A two-dimensional pyrolysis process to concentrate nicotine during tobacco leaf bio-oil production

Pyrolysis is a simple, inexpensive and arguably safer method to recover high-value products from plants relative to solvent extraction processes. In order to optimize pyrolysis conditions to improve the separation of selected compounds, a novel reactor-condenser chain process was developed to isolate nicotine from tobacco leaf. Ground tobacco (Nicotiana tabacum) leaf (<1 mm) was pyrolyzed at 10 °C/min from ambient to 275 °C using a two-dimensional (2-D) mechanically fluidized reactor (MFR). The gases formed in the reactor would either condense in the hot (180, 190, 200 or 240 °C) or the cold (4 °C) condenser based on the boiling point of the chemicals in the vapors produced. The 2-D MFR operating conditions were optimized by a two-step process: (1) vapors were generated between ambient to 275 °C and the hot condenser temperature was varied to determine which yielded the highest nicotine concentration and recovery; and (2) the hot condenser temperature was kept constant while the best reactor temperature cut was determined.
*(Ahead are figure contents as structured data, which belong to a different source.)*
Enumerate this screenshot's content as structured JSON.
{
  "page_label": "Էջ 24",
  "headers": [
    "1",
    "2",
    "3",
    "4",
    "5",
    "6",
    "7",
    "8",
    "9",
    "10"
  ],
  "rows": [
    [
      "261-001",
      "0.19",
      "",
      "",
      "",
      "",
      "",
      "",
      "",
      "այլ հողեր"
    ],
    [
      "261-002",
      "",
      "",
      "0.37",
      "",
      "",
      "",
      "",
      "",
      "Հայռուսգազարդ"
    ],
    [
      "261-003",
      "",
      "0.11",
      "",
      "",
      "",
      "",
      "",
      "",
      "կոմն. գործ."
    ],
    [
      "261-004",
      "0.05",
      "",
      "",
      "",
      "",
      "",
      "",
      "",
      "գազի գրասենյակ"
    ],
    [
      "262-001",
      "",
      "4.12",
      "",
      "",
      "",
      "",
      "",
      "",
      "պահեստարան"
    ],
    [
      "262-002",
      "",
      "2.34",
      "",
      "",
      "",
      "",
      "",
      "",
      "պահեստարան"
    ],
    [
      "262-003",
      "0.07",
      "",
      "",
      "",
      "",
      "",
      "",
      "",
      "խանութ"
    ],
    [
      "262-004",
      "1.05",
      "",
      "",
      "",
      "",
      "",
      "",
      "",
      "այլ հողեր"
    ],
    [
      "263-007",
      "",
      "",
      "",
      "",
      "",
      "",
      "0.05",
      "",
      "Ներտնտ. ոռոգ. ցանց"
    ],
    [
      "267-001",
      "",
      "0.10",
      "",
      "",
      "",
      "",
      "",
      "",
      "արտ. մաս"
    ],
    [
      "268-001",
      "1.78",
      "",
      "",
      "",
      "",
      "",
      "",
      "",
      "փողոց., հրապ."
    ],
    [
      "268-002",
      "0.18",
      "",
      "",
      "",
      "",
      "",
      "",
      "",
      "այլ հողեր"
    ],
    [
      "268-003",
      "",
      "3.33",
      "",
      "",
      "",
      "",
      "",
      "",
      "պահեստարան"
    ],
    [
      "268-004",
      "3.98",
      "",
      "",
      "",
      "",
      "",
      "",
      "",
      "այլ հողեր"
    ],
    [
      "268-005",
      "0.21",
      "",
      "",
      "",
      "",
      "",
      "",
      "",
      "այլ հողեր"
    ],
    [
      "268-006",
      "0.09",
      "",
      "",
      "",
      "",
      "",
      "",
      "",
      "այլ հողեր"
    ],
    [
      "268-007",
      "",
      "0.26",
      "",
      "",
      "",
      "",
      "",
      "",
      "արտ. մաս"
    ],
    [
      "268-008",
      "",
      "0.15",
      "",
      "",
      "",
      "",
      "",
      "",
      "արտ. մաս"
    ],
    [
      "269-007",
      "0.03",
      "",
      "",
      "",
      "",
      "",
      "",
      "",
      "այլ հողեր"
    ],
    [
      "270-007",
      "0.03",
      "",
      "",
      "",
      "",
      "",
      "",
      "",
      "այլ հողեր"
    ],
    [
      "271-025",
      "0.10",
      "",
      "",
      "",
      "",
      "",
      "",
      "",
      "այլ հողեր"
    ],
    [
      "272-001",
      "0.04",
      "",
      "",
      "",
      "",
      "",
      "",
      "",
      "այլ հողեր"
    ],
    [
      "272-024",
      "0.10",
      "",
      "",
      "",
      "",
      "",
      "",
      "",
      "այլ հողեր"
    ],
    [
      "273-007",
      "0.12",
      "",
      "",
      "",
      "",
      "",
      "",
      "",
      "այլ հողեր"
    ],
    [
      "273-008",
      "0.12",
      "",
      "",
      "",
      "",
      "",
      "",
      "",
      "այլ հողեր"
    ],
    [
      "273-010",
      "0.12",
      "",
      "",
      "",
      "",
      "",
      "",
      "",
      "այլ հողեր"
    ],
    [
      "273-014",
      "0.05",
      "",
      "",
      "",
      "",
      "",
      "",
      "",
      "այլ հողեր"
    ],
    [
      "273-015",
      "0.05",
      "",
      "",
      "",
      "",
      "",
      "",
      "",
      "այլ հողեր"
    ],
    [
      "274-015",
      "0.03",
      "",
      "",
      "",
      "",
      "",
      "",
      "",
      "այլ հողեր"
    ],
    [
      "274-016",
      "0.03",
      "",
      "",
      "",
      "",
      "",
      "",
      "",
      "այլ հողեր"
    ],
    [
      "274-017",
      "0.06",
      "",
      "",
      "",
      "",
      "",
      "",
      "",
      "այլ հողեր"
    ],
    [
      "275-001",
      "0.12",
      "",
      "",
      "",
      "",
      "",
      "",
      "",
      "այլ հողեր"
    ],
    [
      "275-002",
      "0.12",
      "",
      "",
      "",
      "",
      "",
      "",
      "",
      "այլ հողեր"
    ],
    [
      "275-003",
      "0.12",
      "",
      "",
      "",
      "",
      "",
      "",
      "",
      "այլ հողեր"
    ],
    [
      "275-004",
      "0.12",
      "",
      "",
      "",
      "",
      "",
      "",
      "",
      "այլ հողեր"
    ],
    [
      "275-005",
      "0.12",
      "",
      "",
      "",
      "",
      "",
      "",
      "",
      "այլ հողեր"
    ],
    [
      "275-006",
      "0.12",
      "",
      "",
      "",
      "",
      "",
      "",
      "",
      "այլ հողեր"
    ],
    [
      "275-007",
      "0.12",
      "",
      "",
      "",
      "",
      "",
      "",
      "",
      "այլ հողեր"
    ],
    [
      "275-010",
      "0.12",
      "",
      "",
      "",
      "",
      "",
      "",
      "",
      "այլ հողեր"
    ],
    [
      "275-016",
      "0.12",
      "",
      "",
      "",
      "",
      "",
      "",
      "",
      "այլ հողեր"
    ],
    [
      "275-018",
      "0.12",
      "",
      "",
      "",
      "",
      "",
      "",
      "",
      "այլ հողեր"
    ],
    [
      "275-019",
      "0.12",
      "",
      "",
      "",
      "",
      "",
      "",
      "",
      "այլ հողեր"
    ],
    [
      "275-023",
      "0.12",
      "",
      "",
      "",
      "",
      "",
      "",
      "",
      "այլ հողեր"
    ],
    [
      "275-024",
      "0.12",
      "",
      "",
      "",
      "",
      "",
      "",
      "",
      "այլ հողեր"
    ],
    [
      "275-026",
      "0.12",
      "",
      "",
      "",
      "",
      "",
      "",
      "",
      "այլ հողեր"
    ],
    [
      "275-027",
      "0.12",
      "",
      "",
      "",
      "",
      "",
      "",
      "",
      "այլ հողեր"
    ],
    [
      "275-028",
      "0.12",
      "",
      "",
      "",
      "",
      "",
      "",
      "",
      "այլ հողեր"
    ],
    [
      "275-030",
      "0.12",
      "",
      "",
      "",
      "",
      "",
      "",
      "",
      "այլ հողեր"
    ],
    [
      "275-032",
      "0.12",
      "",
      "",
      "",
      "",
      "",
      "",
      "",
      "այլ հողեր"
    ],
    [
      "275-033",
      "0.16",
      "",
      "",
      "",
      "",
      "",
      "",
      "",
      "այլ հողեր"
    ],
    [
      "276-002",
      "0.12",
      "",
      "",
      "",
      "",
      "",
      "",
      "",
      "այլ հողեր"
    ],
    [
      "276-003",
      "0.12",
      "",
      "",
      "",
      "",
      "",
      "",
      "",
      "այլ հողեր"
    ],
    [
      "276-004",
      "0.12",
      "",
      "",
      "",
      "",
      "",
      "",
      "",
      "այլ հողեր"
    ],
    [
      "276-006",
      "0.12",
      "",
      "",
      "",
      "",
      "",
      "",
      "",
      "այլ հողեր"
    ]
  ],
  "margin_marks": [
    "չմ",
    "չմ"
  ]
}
Nicotine recovery was optimal with a condenser temperature of 190 °C. A 25% nicotine concentration in the bio-oil was obtained with a nicotine recovery of 92% as the reactor temperature was increased from ambient to 275 °C. Narrowing the reactor temperature range between 260 and 275 °C maximized the nicotine concentration, as the bio-oil had a 56% nicotine concentration, with a nicotine recovery of 21%. The 2-D pyrolysis process represents a significant improvement over solvent extraction and is potentially applicable for valuable chemical recovery from biomass.